The next thing that the eye falls on is a strong feeling that up to 8k is not one kind of dependence, but just 2 constants. Another 5 minutes of manual binary search, and the boundary is found.
Benchmark Mode Samples Mean Mean error Units
b.Bench.nop_0 thrpt 5 805,466 10,074 ops/us
b.Bench.nop_10 thrpt 5 862,027 4,756 ops/us
b.Bench.nop_100 thrpt 5 861,462 9,881 ops/us
b.Bench.nop_322 thrpt 5 863,176 22,385 ops/us
b.Bench.nop_323 thrpt 5 303,677 5,130 ops/us
b.Bench.nop_500 thrpt 5 299,368 11,143 ops/us
b.Bench.nop_1000 thrpt 5 302,884 3,373 ops/us
b.Bench.nop_2000 thrpt 5 306,682 3,598 ops/us
b.Bench.nop_7997 thrpt 5 301,457 4,209 ops/us
b.Bench.nop_7998 thrpt 5 0,337 0,001 ops/us
b.Bench.nop_10000 thrpt 5 0,268 0,004 ops/us
b.Bench.nop_25000 thrpt 5 0,107 0,002 ops/us
b.Bench.nop_50000 thrpt 5 0,053 0,000 ops/us
Almost everything, it remains to understand what kind of border it is. Let's calculate: 3 + 322 == 325. We are looking for what kind of magic 325, and we find a certain key -XX: FreqInlineSize
FreqInlineSize is 325 on modern 64bit Linux
and its description from the docks:
Integer specifying maximum number of bytecode instructions in a frequently executed method which gets inlined.

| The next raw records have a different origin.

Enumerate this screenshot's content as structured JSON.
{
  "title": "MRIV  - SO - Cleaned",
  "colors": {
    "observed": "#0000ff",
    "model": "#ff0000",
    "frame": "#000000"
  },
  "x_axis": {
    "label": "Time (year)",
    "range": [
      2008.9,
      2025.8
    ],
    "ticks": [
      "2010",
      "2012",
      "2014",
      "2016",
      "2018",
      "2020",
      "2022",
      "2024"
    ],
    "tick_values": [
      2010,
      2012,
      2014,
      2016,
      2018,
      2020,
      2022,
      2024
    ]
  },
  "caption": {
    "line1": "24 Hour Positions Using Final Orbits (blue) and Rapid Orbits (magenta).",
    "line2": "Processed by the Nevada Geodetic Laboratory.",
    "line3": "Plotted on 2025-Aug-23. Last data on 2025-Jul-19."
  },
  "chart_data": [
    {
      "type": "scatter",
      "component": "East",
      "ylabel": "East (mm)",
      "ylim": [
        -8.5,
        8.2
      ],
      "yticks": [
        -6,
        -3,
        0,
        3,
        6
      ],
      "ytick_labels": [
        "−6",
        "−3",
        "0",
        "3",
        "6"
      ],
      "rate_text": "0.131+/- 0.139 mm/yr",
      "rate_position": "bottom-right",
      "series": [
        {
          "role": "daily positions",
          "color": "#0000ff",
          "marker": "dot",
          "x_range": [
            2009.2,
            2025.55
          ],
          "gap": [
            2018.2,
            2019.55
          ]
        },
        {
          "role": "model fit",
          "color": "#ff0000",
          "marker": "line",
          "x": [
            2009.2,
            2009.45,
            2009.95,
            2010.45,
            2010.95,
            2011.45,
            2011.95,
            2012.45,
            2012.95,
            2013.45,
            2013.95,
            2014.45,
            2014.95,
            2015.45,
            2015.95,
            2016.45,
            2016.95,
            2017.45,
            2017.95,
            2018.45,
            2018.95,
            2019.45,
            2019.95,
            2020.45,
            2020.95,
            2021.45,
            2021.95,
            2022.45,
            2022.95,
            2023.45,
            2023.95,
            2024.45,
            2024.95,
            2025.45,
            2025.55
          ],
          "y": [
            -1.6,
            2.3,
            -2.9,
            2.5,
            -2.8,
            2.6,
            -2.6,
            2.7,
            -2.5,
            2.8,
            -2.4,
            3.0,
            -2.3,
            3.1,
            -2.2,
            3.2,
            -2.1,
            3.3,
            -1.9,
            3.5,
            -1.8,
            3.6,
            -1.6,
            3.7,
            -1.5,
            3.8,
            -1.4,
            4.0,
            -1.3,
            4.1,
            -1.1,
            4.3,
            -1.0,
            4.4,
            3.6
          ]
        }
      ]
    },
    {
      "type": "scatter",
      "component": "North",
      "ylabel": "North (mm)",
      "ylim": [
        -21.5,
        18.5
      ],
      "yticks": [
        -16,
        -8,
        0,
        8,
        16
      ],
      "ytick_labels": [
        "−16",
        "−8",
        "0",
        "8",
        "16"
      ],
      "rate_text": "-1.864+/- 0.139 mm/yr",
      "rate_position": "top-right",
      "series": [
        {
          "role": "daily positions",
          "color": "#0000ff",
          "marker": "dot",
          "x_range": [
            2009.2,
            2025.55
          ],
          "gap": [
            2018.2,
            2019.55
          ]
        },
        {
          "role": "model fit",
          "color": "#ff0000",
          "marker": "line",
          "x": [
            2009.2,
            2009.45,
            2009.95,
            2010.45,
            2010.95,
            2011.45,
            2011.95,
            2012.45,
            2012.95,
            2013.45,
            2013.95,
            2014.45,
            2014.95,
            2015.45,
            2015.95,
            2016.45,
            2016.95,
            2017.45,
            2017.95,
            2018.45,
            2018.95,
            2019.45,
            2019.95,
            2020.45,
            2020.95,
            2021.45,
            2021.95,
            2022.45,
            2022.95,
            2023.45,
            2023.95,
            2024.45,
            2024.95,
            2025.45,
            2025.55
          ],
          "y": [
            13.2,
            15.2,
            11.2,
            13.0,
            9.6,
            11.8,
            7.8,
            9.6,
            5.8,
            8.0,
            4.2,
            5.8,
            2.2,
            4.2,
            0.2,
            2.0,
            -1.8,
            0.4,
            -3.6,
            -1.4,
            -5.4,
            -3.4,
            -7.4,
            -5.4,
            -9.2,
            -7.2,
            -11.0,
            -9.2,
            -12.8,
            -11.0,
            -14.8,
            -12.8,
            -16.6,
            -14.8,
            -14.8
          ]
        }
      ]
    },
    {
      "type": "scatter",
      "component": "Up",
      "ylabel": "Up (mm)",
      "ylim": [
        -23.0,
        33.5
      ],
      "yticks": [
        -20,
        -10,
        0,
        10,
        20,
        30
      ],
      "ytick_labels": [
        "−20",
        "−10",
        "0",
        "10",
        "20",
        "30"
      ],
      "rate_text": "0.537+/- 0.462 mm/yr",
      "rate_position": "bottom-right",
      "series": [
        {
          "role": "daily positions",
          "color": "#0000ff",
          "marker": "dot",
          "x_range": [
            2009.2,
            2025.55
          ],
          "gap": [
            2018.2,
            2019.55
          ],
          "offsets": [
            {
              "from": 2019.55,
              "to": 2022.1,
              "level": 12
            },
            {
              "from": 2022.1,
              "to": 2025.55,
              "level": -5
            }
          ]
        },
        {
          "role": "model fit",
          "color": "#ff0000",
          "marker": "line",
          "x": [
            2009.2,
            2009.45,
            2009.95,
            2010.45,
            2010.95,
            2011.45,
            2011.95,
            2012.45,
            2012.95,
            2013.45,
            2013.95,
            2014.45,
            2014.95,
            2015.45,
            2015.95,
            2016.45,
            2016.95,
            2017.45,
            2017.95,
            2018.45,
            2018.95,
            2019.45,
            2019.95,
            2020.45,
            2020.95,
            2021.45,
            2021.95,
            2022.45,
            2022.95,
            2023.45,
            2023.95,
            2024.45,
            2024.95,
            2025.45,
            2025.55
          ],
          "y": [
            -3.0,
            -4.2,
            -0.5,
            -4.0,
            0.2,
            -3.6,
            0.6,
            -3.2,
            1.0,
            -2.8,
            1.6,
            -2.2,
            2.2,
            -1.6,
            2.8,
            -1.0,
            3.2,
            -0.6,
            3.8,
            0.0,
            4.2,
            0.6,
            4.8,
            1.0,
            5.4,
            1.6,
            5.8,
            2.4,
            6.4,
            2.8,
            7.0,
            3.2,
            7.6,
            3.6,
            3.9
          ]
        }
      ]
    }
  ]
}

Hurrah! Finally, everything came together. In total, we found the dependence of performance on the size of the method (naturally, “all other things being equal”).
1. JIT + inline
2. JIT
3. honest interpretation
Conclusion
As I said at the beginning, the main thing that you should pay attention to is not real behavior. It turned out to be quite trivial, and I’m sure it is described in the dock (I haven’t read it, I don’t know). My main message is that it is very important to trust common sense, and if the measurement results are at least a little at odds with it, or just seem incomprehensible, then you must definitely check and double-check everything.
I hope someone found this post interesting.
PS
All the time I counted both 8000 and 325 in bytes inclusive. It seems that it was necessary to do this in the instructions non-inclusive.
Question to experts 3
Why exactly 325 and 8000? Are these random numbers, or is there something behind them?